早春を彩るピンクの回廊|オオカンザクラと桜みちまつり(名古屋)
名古屋に本格的な春がやってくる少し前、東区の「白壁・高岳エリア」は鮮やかなピンク色に染まります。2026年3月14日、空は抜けるような快晴。早咲きで知られるオオカンザクラの見頃に合わせて開催された「桜みちまつり」へ、カメラを手に足を運んできました。
オオカンザクラの並木道:その歴史と由来
地下鉄「高岳」駅から北へ約1.4kmにわたって続くこの並木道。都心のすぐそばに、なぜこれほど見事な桜並木があるのでしょうか。
その始まりは昭和36年(1961年)にまで遡ります。当時この地にあった芸能組合の方々が植えた苗木がきっかけだったそうです。「ソメイヨシノよりも早く咲き、より長く楽しめる桜を」という地域の方々の熱意が実を結び、現在では約140本が咲き誇る、名古屋を代表する早春の名所となりました。
オオカンザクラ(大寒桜)は、カンヒザクラ(寒緋桜)とオオシマザクラの交配種。ソメイヨシノに比べて花の色が濃く、澄んだ青空に映える力強いピンク色が大きな特徴です。


歩行者天国を待つ、静かな朝の並木道
お昼の歩行者天国が始まる前、まだ車が通り抜ける時間帯の並木道を歩きました。沿道のモダンなマンションやレトロな建築物、そして鮮やかな桜が織りなす風景には、このエリアならではの「日常の美しさ」が息づいています。

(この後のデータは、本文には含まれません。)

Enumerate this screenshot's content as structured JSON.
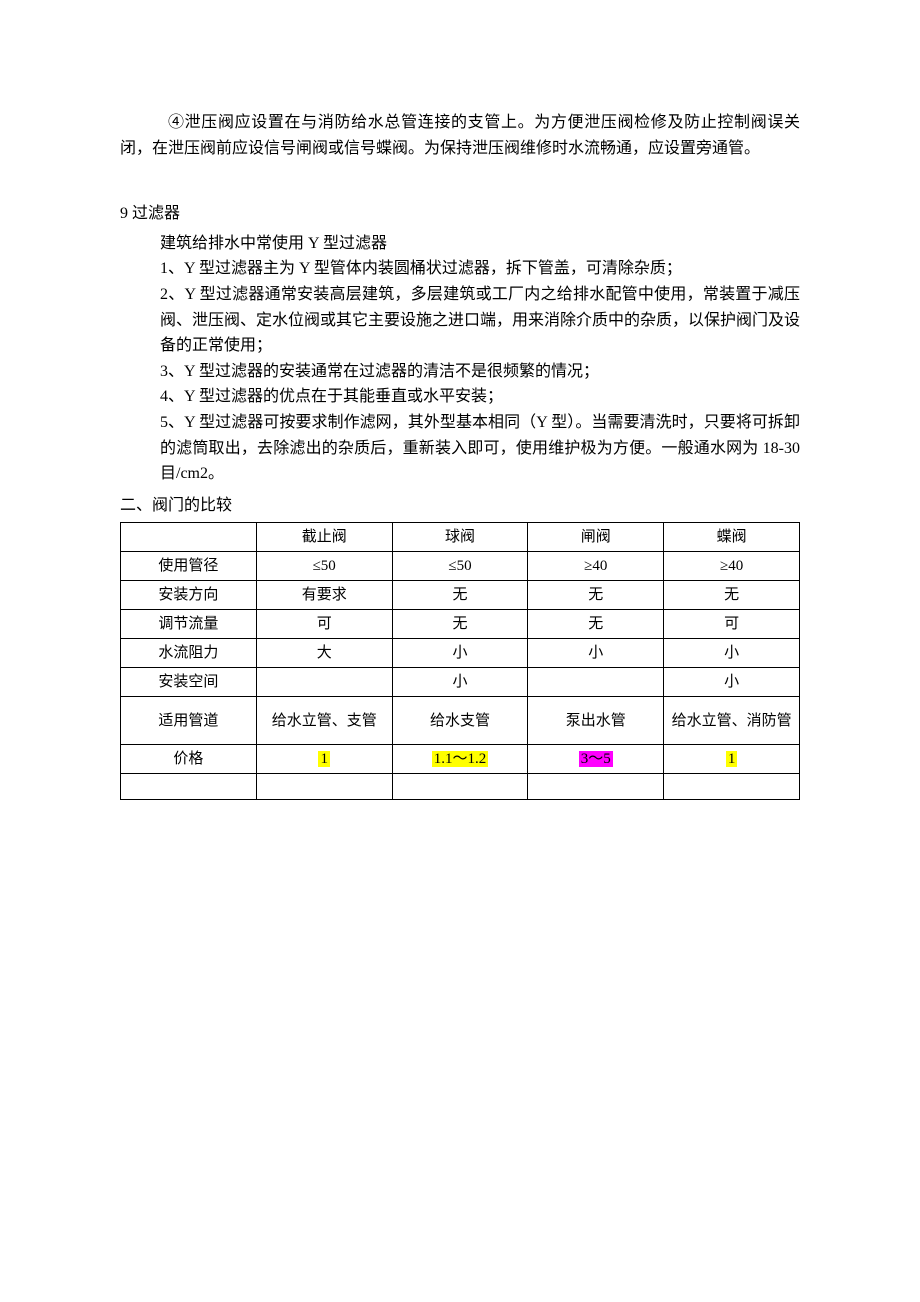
{
  "intro": {
    "p1": "④泄压阀应设置在与消防给水总管连接的支管上。为方便泄压阀检修及防止控制阀误关闭，在泄压阀前应设信号闸阀或信号蝶阀。为保持泄压阀维修时水流畅通，应设置旁通管。"
  },
  "section9": {
    "title": "9 过滤器",
    "lead": "建筑给排水中常使用 Y 型过滤器",
    "items": [
      "1、Y 型过滤器主为 Y 型管体内装圆桶状过滤器，拆下管盖，可清除杂质；",
      "2、Y 型过滤器通常安装高层建筑，多层建筑或工厂内之给排水配管中使用，常装置于减压阀、泄压阀、定水位阀或其它主要设施之进口端，用来消除介质中的杂质，以保护阀门及设备的正常使用；",
      "3、Y 型过滤器的安装通常在过滤器的清洁不是很频繁的情况；",
      "4、Y 型过滤器的优点在于其能垂直或水平安装；",
      "5、Y 型过滤器可按要求制作滤网，其外型基本相同（Y 型）。当需要清洗时，只要将可拆卸的滤筒取出，去除滤出的杂质后，重新装入即可，使用维护极为方便。一般通水网为 18-30 目/cm2。"
    ]
  },
  "compare": {
    "title": "二、阀门的比较",
    "header": [
      "",
      "截止阀",
      "球阀",
      "闸阀",
      "蝶阀"
    ],
    "rows": [
      {
        "label": "使用管径",
        "cells": [
          "≤50",
          "≤50",
          "≥40",
          "≥40"
        ]
      },
      {
        "label": "安装方向",
        "cells": [
          "有要求",
          "无",
          "无",
          "无"
        ]
      },
      {
        "label": "调节流量",
        "cells": [
          "可",
          "无",
          "无",
          "可"
        ]
      },
      {
        "label": "水流阻力",
        "cells": [
          "大",
          "小",
          "小",
          "小"
        ]
      },
      {
        "label": "安装空间",
        "cells": [
          "",
          "小",
          "",
          "小"
        ]
      },
      {
        "label": "适用管道",
        "cells": [
          "给水立管、支管",
          "给水支管",
          "泵出水管",
          "给水立管、消防管"
        ]
      },
      {
        "label": "价格",
        "cells": [
          "1",
          "1.1～1.2",
          "3～5",
          "1"
        ],
        "highlights": [
          "yellow",
          "yellow",
          "pink",
          "yellow"
        ]
      },
      {
        "label": "",
        "cells": [
          "",
          "",
          "",
          ""
        ]
      }
    ],
    "colors": {
      "highlight_yellow": "#ffff00",
      "highlight_pink": "#ff00ff",
      "border": "#000000",
      "background": "#ffffff",
      "text": "#000000"
    },
    "font_size_pt": 12
  }
}
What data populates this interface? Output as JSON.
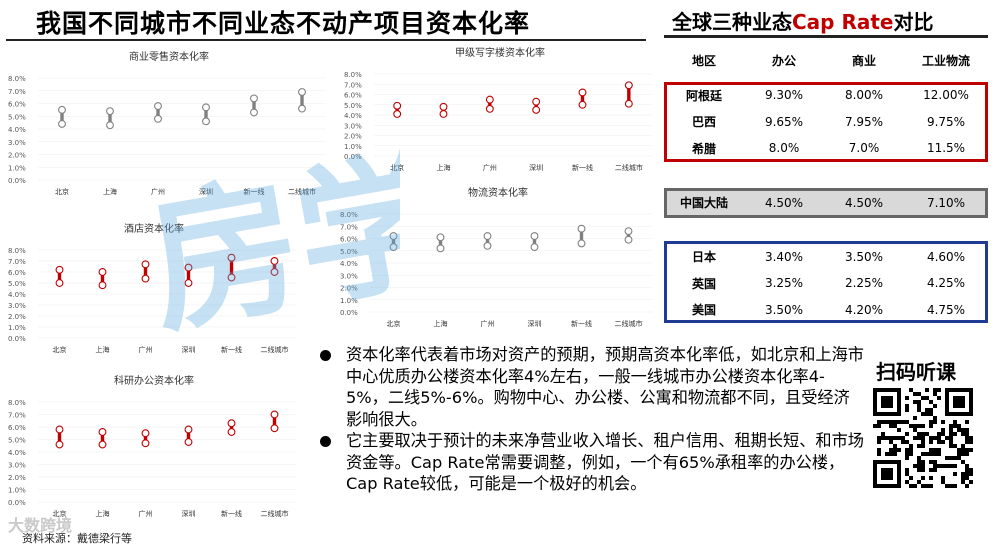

道すがら立ち寄った「文化のみち橦木館(しゅもくかん)」の庭園にて。歴史を感じる佇まいの中に突如現れたのは、泡に包まれた幻想的な光景でした。これはおそらく、案内に出ていた『巨大シャボン玉遊び』の装置ですね。まるで見慣れた庭園に春の雪が降ったかのような、不思議な美しさがありました。

華やかなパレードと「歩行者天国」の賑わい
正午を過ぎると、通りは歩行者天国へと姿を変えました。




今回の目玉のひとつは、名古屋市消防音楽隊による路上音楽パレード。青空とピンクの桜、そして音楽隊の鮮やかな赤い制服。視覚と聴覚の両方で春の訪れを祝うような、高揚感に包まれたひとときでした。

「文化のみち二葉館」で歴史に触れる
並木道の途中に建つオレンジ色の屋根が印象的な建物が、「文化のみち二葉館(ふたばかん)」です。日本初の女優・川上貞奴が暮らした旧邸を移築・復元したもので、館内のステンドグラスや照明器具は、まさに大正ロマンそのもの。内装の細部まで意匠が凝らされており、どこを切り取っても絵になります。





ひと休み:ボブランチで至福のひととき
散策の合間のランチは、歩いているとふと目に止まった名古屋初の自家製ヨーグルト専門店「BOBRUNCH(ボブランチ)」へ。ボリューム満点のサンドイッチや、熱々のスキレットで提供されるフレンチトーストをいただきました。歩き疲れた体に甘いフレンチトーストが染み渡ります。



並木道に彩りを添える「親」の存在
並木道を北へ向かって歩いていると、周囲のオオカンザクラよりもひときわ濃い、鮮やかな紅色の花をつけた木が目に飛び込んできました。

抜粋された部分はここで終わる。